Strategic Priority: Academic-Industry Alliance

I recommend that MIT lead a joint task force with the International Gene Synthesis Consortium (IGSC) to implement a combination of Action 1 (Alert System) and Action 3 (Clean DNA Certification).

Why this combination? This alliance allows MIT’s cutting-edge research to become an industrial standard. While MIT provides the AI to detect the “human accent,” IGSC companies act as the first global filter, ensuring that no suspicious sequence is synthesized without oversight. This maximizes Security and Efficacy without relying solely on slow-moving government regulations.


Trade-offs

  • Security vs. Industrial Speed: Implementing an AI filter on every DNA order might make synthesis slightly slower. However, the cost of not doing so (an artificial pandemic) is much higher.
  • Transparency vs. Intellectual Property: Companies must allow an external AI to analyze their orders. To protect their trade secrets, this proposal points toward a system where the AI processes data in an encrypted manner (Privacy-Preserving AI).

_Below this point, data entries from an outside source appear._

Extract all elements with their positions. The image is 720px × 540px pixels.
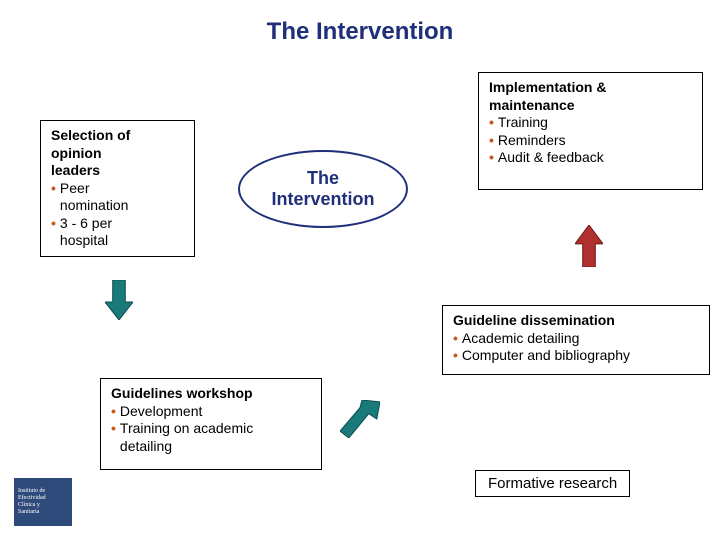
arrow-up-red xyxy=(575,225,603,267)
box-header-line: Guidelines workshop xyxy=(111,385,311,403)
bullet-text: detailing xyxy=(120,438,172,456)
center-line2: Intervention xyxy=(271,189,374,209)
bullet-text: 3 - 6 per xyxy=(60,215,112,233)
page-title: The Intervention xyxy=(0,18,720,46)
bullet-dot: • xyxy=(111,403,116,421)
box-header-line: Implementation & xyxy=(489,79,692,97)
box-workshop: Guidelines workshop•Development•Training… xyxy=(100,378,322,470)
box-header-line: Selection of xyxy=(51,127,184,145)
box-header-line: maintenance xyxy=(489,97,692,115)
box-selection: Selection ofopinionleaders•Peer•nominati… xyxy=(40,120,195,257)
box-implementation: Implementation &maintenance•Training•Rem… xyxy=(478,72,703,190)
bullet-dot: • xyxy=(111,420,116,438)
logo-line-1: Efectividad xyxy=(18,495,68,502)
bullet-text: Training on academic xyxy=(120,420,253,438)
bullet-line: •Training xyxy=(489,114,692,132)
bullet-text: Training xyxy=(498,114,548,132)
bullet-line: •nomination xyxy=(51,197,184,215)
logo-line-3: Sanitaria xyxy=(18,509,68,516)
formative-box: Formative research xyxy=(475,470,630,497)
title-text: The Intervention xyxy=(267,18,454,45)
bullet-line: •Reminders xyxy=(489,132,692,150)
bullet-dot: • xyxy=(489,149,494,167)
box-header-line: Guideline dissemination xyxy=(453,312,699,330)
center-label: The Intervention xyxy=(271,168,374,210)
logo-line-2: Clínica y xyxy=(18,502,68,509)
institute-logo: Instituto de Efectividad Clínica y Sanit… xyxy=(14,478,72,526)
bullet-dot: • xyxy=(489,114,494,132)
bullet-text: hospital xyxy=(60,232,108,250)
bullet-text: Audit & feedback xyxy=(498,149,604,167)
bullet-text: Reminders xyxy=(498,132,566,150)
bullet-line: •Training on academic xyxy=(111,420,311,438)
bullet-text: Development xyxy=(120,403,203,421)
bullet-text: Peer xyxy=(60,180,90,198)
arrow-down-teal xyxy=(105,280,133,320)
logo-line-0: Instituto de xyxy=(18,488,68,495)
formative-text: Formative research xyxy=(488,475,617,492)
bullet-text: Computer and bibliography xyxy=(462,347,630,365)
bullet-line: •hospital xyxy=(51,232,184,250)
bullet-line: •Peer xyxy=(51,180,184,198)
bullet-text: nomination xyxy=(60,197,129,215)
bullet-line: •Development xyxy=(111,403,311,421)
bullet-line: •Academic detailing xyxy=(453,330,699,348)
bullet-dot: • xyxy=(489,132,494,150)
bullet-dot: • xyxy=(51,180,56,198)
bullet-line: •3 - 6 per xyxy=(51,215,184,233)
arrow-diag-teal xyxy=(340,400,380,438)
bullet-dot: • xyxy=(51,215,56,233)
center-oval: The Intervention xyxy=(238,150,408,228)
box-header-line: leaders xyxy=(51,162,184,180)
bullet-dot: • xyxy=(453,330,458,348)
bullet-line: •Audit & feedback xyxy=(489,149,692,167)
box-dissemination: Guideline dissemination•Academic detaili… xyxy=(442,305,710,375)
bullet-dot: • xyxy=(453,347,458,365)
bullet-text: Academic detailing xyxy=(462,330,580,348)
bullet-line: •detailing xyxy=(111,438,311,456)
box-header-line: opinion xyxy=(51,145,184,163)
bullet-line: •Computer and bibliography xyxy=(453,347,699,365)
center-line1: The xyxy=(307,168,339,188)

Assumptions and Uncertainties

  • Universal Adoption: We assume that companies outside the consortium will not offer “no-questions-asked” services to attract malicious actors.
  • False Positives: There is uncertainty regarding whether the AI will halt legitimate synthetic biology experiments, which would require a fast and expert human review process.

Note

Ethical Reflections & New Actions

Regarding key concerns about the scientist’s responsibility:

  • The Duality of Detection: The same system that detects engineering could be used to teach others how to hide it.
    • Proposed Action: Establish a “Black Box” protocol where the source code for detection is only accessible to certified biosecurity auditors.
  • Technological Justice: We do not want this technology to create a gap where only MIT and large companies are protected.
    • Proposed Action: Create an Open Biosurveillance fund to donate low-cost CRISPR sensors to laboratories in countries of the Global South.

Conclusion for MIT and the IGSC

Biological security in the age of AI should not be solved by a single institution. By combining MIT’s intelligence with the IGSC’s infrastructure, the proposal aims to create an ecosystem where genetic engineering could be visible and accountable.


🧬 Q&A: Professor Jacobson

Polymerase Error Rate

  • 10-4 to 10-5 (1 error per 10,000–100,000 bases).

Genome Comparison

  • With 3.2 x 10^9 bp, lack of repair would cause ~100,000 mutations per division, making life impossible.

Biological Solution

  • A three-tier system (Selectivity – Proofreading – Mismatch Repair) reduces error to < 1 mutation per genome.

Coding Possibilities

  • ~400 amino acids can be encoded by 10^191 different DNA sequences.

Functional Constraints

  • Not all codes work due to:
    1. tRNA availability
    2. Folding kinetics
    3. mRNA stability
    4. Splicing signals

Reference: Alberts et al. (2022). Molecular Biology of the Cell.

Q&A: Professor LeProust

Oligo Synthesis: Methods and Limits

1. Most Common Method The standard method is Phosphoramidite synthesis. It is a chemical, solid-phase process that adds nucleotides one by one to a growing chain.

2. Why is it hard to exceed 200nt? It is a matter of cumulative yield. Even with a 99% efficiency per step, errors add up exponentially:

  • At 100nt, ~36% of the final molecules are correct.
  • At 200nt, only ~13% are correct. Beyond 200nt, the mixture contains too many “short” or damaged sequences, making it nearly impossible to isolate the right one.

3. Why not a 2,000bp gene directly?

  • Zero Yield: At 2,000 bases, the math (0.99^2000) results in essentially zero correct molecules.
  • DNA Damage: The chemicals used in each cycle eventually degrade the DNA chain before it can reach that length.

As a solution, to make a 2,000bp gene, companies synthesize multiple small 60-100nt fragments (oligos) and then “stitch” them together using biological methods like Assembly PCR or Gibson Assembly.

Q&A: Professor Church

The 10 dietary essential amino acids are:

The 10 dietary essential amino acids are:

  • Arg, His, Ile, Leu, Lys, Met, Phe, Thr, Trp, Val
  • The “lysine contingency” from Jurassic Park doesn’t work well because animals already can’t make lysine on their own. They normally get it from food. So if one escaped, it could still find lysine in nature, which makes this a weak safety control.